2- yıldız adayı veya büyük transfer kovalayan oyuncular da başka ispatların peşindeler.
3- yerel lig oyuncuları ise kendilerini diğer takım arkadaşlarına ispat etme derdindeler.
4- '' yıldızlar topluluğu '' bir jenerasyon olmaları. kadroda olmayanlar:
Vincent Kompany, Kevin Mirallas, Nacer Chadli, Adnan Januzaj, cavanda ( iyi oyuncu bakmayın) ve şu an yazsam '' o kim la '' tepkisi alacağım birçok oyuncu. bu baskıdır.
5- oyuncu seviyelerinin çok yakın olması.
futbol en fazla 11 + 3 oyuncu ile oynanıyor ve iki kaleciyi pas geçersek 23 kişilik kadroda neden oynamadığını dert edecek 7 yıldız/ yıldız adayı oyuncu var. yani oynama imkanı bulabilenlerin yarısı kadar, takımı karıştırmaya yetecek huzursuzluk için bile fazla bir rakam.
yani sahada messi varken aguero yu oturtabilirsiniz ama santrfor lukaku ilen origi, benteke ve Batshuayi bundan mutlu olmayacaktır.

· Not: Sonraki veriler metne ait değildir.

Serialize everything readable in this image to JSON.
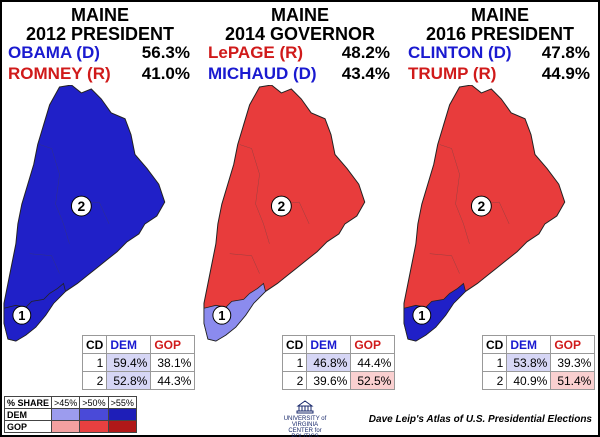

bunların yanında gereksiz övgünün getirdiği gereksiz yergi de var. origi, benteke, hazard, fellaini, vermaelen, courtois gibi isimler sezondan çok yıpranarak çıktılar. 2014 ten sonra kendilerinden kesin olarak bir şeyler beklenen 2. turnuva ve kalite ( fransa, almanya) veya oyun ( italya) olarak üstün bir rakibe kaybetseler dahi oluşan algı neticesinde başarısız görülecekler. tablo gereği finalden önce bu ekiplerle karşılaşmayacaklar ( izlanda '' sürprüz yapmazsa '' ) ama polonya, galler veya portekiz ( ki portekiz kalite olarak da yakın bir kadro) de belçika ya karşı kolay teslim olacak oyunlar oynamadılar.
finalde elendiler ve bu aşama olarak görülüp ses çıkarılmadı diyelim. 2018 dünya kupası, 2020 avrupa şampiyonası vesaire vesaire. her turnuva beklenti yükselecek; genç denilen kadro tecrübe kazanacak ama almanya, ispanya, fransa, brezilya, arjantin, uruguay vesaire vesaire büyük balıklar hep orada olacaklar.
2018 i pas geçmelerine bakar '' bunlardan adam olmaz '' algısı. arjantin gibi bu kadronun ağa babası sayılabilecek kalitede bir takım 4 final ( finale kadar geldiler yani) kaybettiler ve işin sonunda messi, aguero, higuain, lavezzi, mascherano ve biglia takımı bıraktı. kimleri saydık dikkatli okuyun.
peki gereken ne?
gereken gerçeklerle yüzleşmek. kendi seviyenin farkında olmak ve takım olarak hareket ederlerse bir şeyler başarabileceklerine inanmak. bunun için de acı bir mağlubiyet gerekli diye düşünüyorum. almanya dan gelebilir bu. daha kaliteli ve üstüne takımlar. italya pirlo, verratti ve marchisio gibi 5 li orta sahasının banko 3 adamını kaybetti ama takımlar.
hazard, bruyne, carrasco veya herhangi biri büyük balıkları avlayamazlar ama belçika milli takımı olurlarsa neden olmasın.